Wednesday, December 15, 2021

A University of Iowa College of Pharmacy graduate’s innovative business sends pharmacists with immunizations directly to people who need them.

Pharmacists who work for Des Moines-based Vaxi Taxi have vaccinated people in their homes, on a minaret atop a mosque, and on a tractor. “I’ve climbed trees to get to kids in their treehouses. Or sit next to them on their couch while they play on an iPad,” said Casey Villhauer of Ankeny, who graduated with her PharmD in 2007.

She is the founder and CEO of the business that has struck a chord and hopes to expand across Iowa.

Through Vaxi Taxi, licensed pharmacists travel to get to patients and vaccinate them.

The business came into being from a recurring issue that Villhauer and her community pharmacist husband, Dustin, ’09 PharmD, were having with their oldest child. It was pre-pandemic, and Casey Villhauer was a stay-at-home mom to their three young children. It was flu shot season again, and their then-eight-year-old daughter was “incredibly needle-phobic.”

“It was the build-up,” she explained. “She would start talking about it and dreading the next year’s shot right after she got that year’s shot. We realized the worst thing was the hype of driving to the pharmacy or doctor’s office. Once we were there, it was all the people and the bright lights: It’s just really overwhelming when you’re already anxious.”

“Dustin and I decided, ‘we are done with this’.”

That year, their daughter was at home watching TV, and by the time she felt the sting of the needle, it was over and done. Her words afterward, according to her mother? “That was amazing.”

“That’s all it took to get her over the fear. It just takes that one really good appointment with no buildup, and they’re over it.”

Villhauer shared her daughter’s flu shot success story with her local mother’s group, and “people were begging us, ‘Please come to our house next,’” Villhauer said. “We started in our own little neighborhoods, and it just caught on like wildfire.

The business officially began in April of 2020. It operates “like Uber Eats for brick-and-mortar pharmacies,” said Villhauer. Due in

Casey Villhauer Alma Michelson
Casey Villhauer, CEO, and Alma Michelson, Director of Pharmacy Operations

large part to pharmacy middlemen between patients and the pharmacist, community pharmacists often earn money only if they stick to a very narrow skillset: Something the profession is working to address through grassroots initiatives such as Flip the Pharmacy.

Meanwhile, traditional pharmacist and technician burnout and stress is high, as what was once a stressful daily grind was amped up during the pandemic when Covid tests and vaccines were added to already-full plates of tasks.

Vaxi Taxi helps ease this burden for community pharmacies and gives them “the opportunity utilizes our services to expand what they can do in their communities, and their patient numbers and reach,” Villhauer said. “We centrally-coordinate customer attraction and retention. We act as their UPS, with an injection at the end.”

The business’ pharmacists-on-wheels are independent contractors: Mostly part-time, flexible workers who get to sites on their own set of wheelsor on foot in the case of the minaretand the business’ mobile equipment. Headquarters can “ping” them through a secure cell phone software platform, to offer patient vaccination opportunities. The contractor pharmacist positions offer work-life balance and the one-on-one patient time that is meaningful, she said.
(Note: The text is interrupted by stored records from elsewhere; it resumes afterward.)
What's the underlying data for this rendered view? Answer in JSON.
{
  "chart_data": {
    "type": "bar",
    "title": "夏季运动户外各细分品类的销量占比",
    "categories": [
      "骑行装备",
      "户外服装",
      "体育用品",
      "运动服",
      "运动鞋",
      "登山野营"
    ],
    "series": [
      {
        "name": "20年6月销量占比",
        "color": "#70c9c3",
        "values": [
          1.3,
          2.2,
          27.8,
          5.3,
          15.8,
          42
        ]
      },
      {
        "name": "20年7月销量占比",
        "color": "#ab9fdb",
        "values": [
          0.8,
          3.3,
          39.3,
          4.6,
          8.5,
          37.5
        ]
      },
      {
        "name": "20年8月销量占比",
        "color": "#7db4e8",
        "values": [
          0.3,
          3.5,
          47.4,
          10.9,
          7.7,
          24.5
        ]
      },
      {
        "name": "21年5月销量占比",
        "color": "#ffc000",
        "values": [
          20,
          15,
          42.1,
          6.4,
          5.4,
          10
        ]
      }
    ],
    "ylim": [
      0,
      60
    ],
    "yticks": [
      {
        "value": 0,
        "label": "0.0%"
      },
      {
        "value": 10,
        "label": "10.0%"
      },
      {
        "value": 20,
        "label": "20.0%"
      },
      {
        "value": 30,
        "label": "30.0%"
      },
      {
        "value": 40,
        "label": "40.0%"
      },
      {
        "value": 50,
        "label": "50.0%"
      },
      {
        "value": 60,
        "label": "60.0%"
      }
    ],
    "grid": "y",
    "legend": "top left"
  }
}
No Vaxi Taxi workers have been hired away from community pharmacy positions. “One owns a yoga studio, and one writes medical literature. Two were retired, and one was a stay-at-home dad,” she said. “These kinds of pharmacists are flooding our inboxes. They are qualified, and can do the job, and patients are asking for their services.”

In just more than a year and a half, Vaxi Taxi has provided thousands of vaccinations and expanded its reach within Polk and its eight surrounding counties. Villhauer has a goal that its services will reach Johnson and Linn Counties and beyond. It has also grown to employ at least 27 total people. At last count, 13 of them were pharmacist contractors—including two full time workers in addition to Villhauer. The sum also includes nurses and nurse practitioners who assist with large clinics and “neighborhood shot parties”, pharmacy students, and data entry specialists.

Its healthcare workers give FDA-approved vaccines that have been prescribed by a physician, as well as flu and Covid shots and tests, and others authorized by the state in 2018.

“If somebody thinks they might have Covid the last thing we need is for them to hop on a bus,” said the CEO.

The service is also particularly helpful for older adults who do not qualify for in-home medical services, but still have issues that make them medically fragile to transport. It may be that they use oxygen tanks or other issues that can cause trouble when navigating stairs or getting being helped out of bed. “Because of mobility issues, many such patients haven’t had vaccines for three to five years. Covid brought it to light,” she added.

It is important to Villhauer to lend a hand to low-income households as well. She said it is good that roughly nine out of 10 Americans live within five miles of a community pharmacy. “But, if you don’t have a car, that’s still five miles, and you probably have multiple jobs to also get to in a day and maybe children to get to their destinations too,” she said.

The service is covered by major insurances and grant funding.